Часть первая. Десять дней тумана
Глава 1
– Джоан! – снова позвал я. – Джоан-три!
Джоан-три – это уже был официальный вызов. Через секунду ко мне в каюту скользнула моя красавица-блондинка.
– Джоан-три, – улыбаясь, отчеканила она. – Задание?
Здорово делают все-таки этих биороботов, подумал я. А ведь я ещё помню старинные пульты с сотнями кнопок. Хотя, не так все это было и давно… Теперь-то каждый десантник-инструктор имеет связь с центральным компьютером. Эти персональные Джоан – толковая серия, быстрые и с надёжным сервисом. Хотя как раз сейчас происходит что-то странное – это я насчет надёжности. Так, кое-что, мелочи неописуемые, вроде бы и говорить не стоит. А всё-таки что-то в них не так. И ребята это чувствуют. А мне, инструктору и Маэстро, и сам Бог велел…

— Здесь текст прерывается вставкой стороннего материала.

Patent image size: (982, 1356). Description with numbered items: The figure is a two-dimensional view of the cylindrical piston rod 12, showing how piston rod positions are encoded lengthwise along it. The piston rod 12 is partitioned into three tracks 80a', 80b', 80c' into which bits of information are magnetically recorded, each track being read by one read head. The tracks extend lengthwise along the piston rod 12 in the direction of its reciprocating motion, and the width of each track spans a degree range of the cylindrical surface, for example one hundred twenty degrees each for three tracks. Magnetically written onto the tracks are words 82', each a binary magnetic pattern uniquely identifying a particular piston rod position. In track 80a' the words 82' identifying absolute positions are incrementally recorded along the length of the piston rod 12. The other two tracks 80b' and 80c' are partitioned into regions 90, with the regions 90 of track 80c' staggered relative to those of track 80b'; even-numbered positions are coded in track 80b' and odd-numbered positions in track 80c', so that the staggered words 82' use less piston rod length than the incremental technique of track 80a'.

– Индекс Хиттера, Джоан, – попросил я.
– Всей команды или только десантников?
Вот! Вот опять! Ну на кой чёрт мне хиттер всей команды?! Это-то она должна знать. И ведь не сбой, а так, чёрти-что – ну, как это назвать?.
– Десантников, Джоан. Только превышения.
– Лоуренс – сто сорок один. Грубер и Трейси – сто двадцать восемь. Гласс – сто тридцать четыре. Петров, Кунц, Блоу и Юм – сто сорок. Кузьмин – двести. Остальные в норме.
– Суммарный?
– Девяносто четыре и пять.
– Мой?
– Тридцать два. Тенденция к повышению.
– Спасибо, Джоан. Можешь идти.
Растёт хиттер, растёт. Незаметно, десятая за десятой. Это от неизвестности, а может, даже не от неизвестности, а просто оттого, что нет настоящего приложения сил. Чувствуют, черти, что скоро Земля.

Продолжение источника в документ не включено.